There were high expectations that CRIBE would be a catalyst for a new wave of sector growth by helping facilitate a pipeline of new value-added products such as green fuels, fibres, composites and chemicals using forestry biomass.

Armed with a $25-million investment fund, CRIBE doesn’t perform any research but coordinates activity between government, companies and post-secondary institutions.

CRIBE funds up to 50 per cent of a proposed value-added project to the pre-commercialization with either grants or loans. A proponent must provide 25 per cent in cash with the rest coming from either in-kind contributions or other funding corporations.

CRIBE boosted some successes — such as lignin extraction plant at the Resolute mill in Thunder Bay — but other initiatives have been slow to develop, given the tenuous state of the industry.

As Wiebe prepares a new organizational strategic plan for next year, he suggested there may be some tweaks toward applying a “new face” to CRIBE.

“We’re hoping to change the approach without changing the core mandate of what we are, which is innovation with wood fibre.”

Wiebe said CRIBE’s original concept was good, but the investments must become more “fruitful.”

“How we brand it and move forward may change, but the sense that this has to make a business case will always be there.”

The next evolution will surely involve greater involvement with international trade investment agencies to lure outside players to the region.

With sawmills on the rebound in the region, Wiebe said there’s an abundance of residual fibre that wasn’t available in 2008.
“The capacity is building up to a point where we can really do something.”

CRIBE also announced some reshuffling on the board of directors.
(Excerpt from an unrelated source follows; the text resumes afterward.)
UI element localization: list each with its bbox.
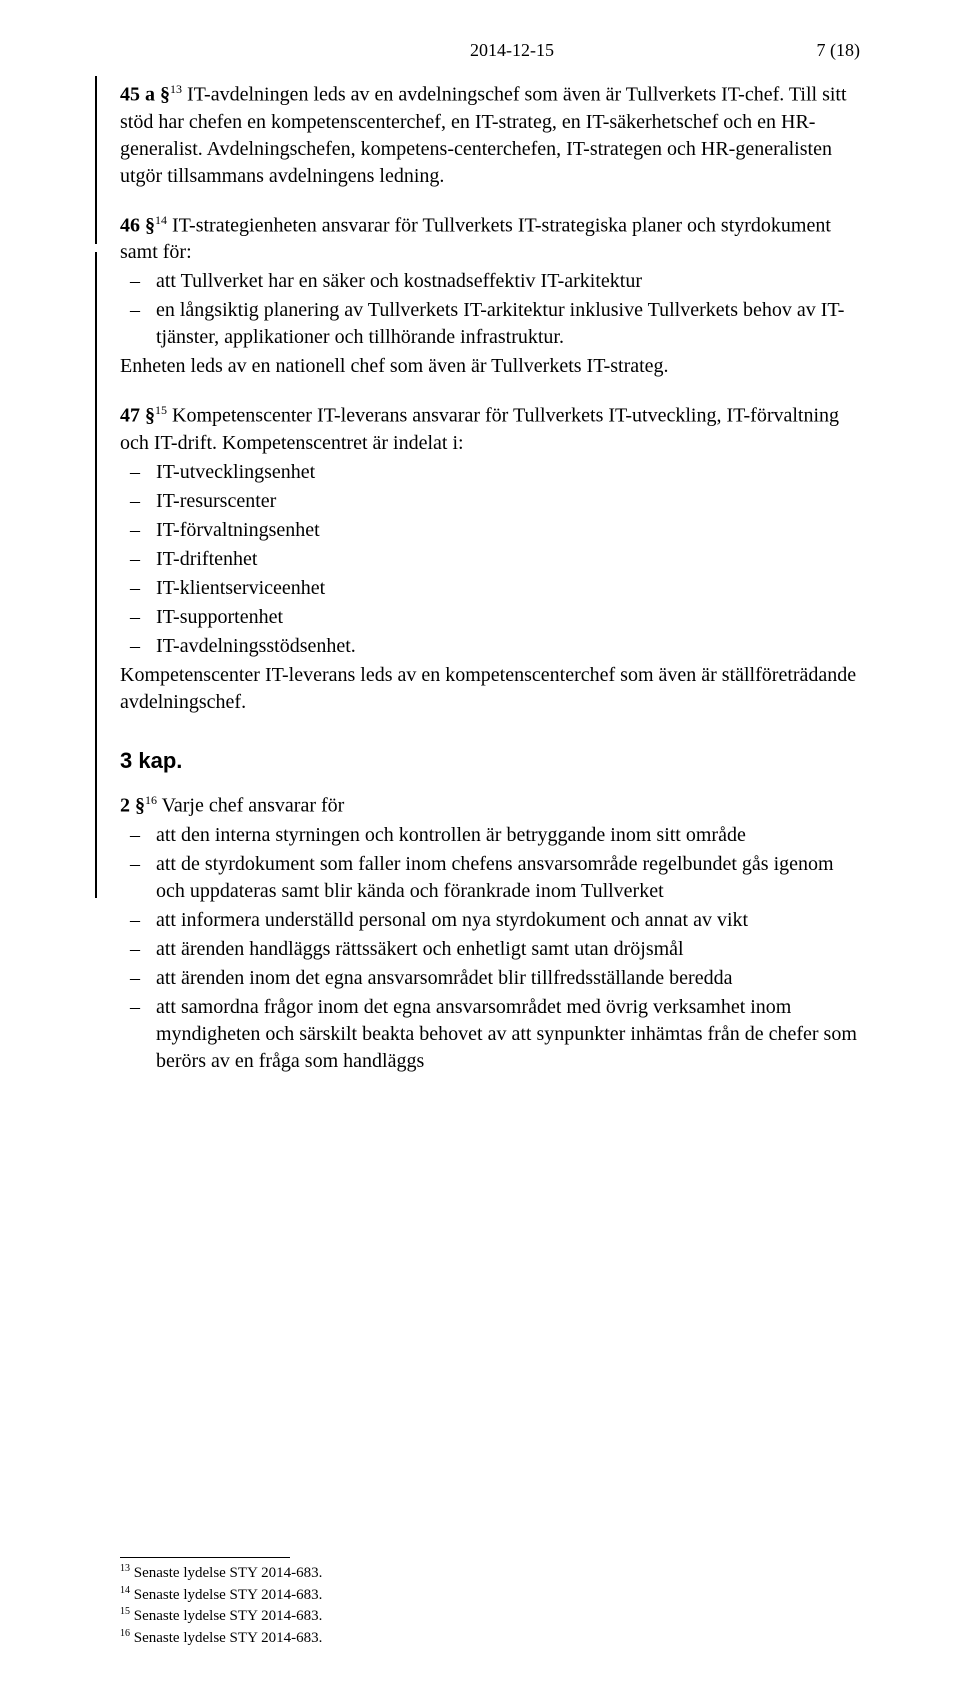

Stepping down as chairman is Frank Dottori, founder of Tembec and now the president of White River Forest Products. He remains as a board member.

Replacing him is Michael Willick, a forestry consultant, who was CRIBE’s first CEO when the organization was formed.

Departing from the board are Don Campbell and J.P. Gladu, who are leaving after six years and three years, respectively. Stepping in is Doug Murray, CEO of the Thunder Bay Community Economic Development Commission and a former Resolute Forest Products mill manager in Thunder Bay.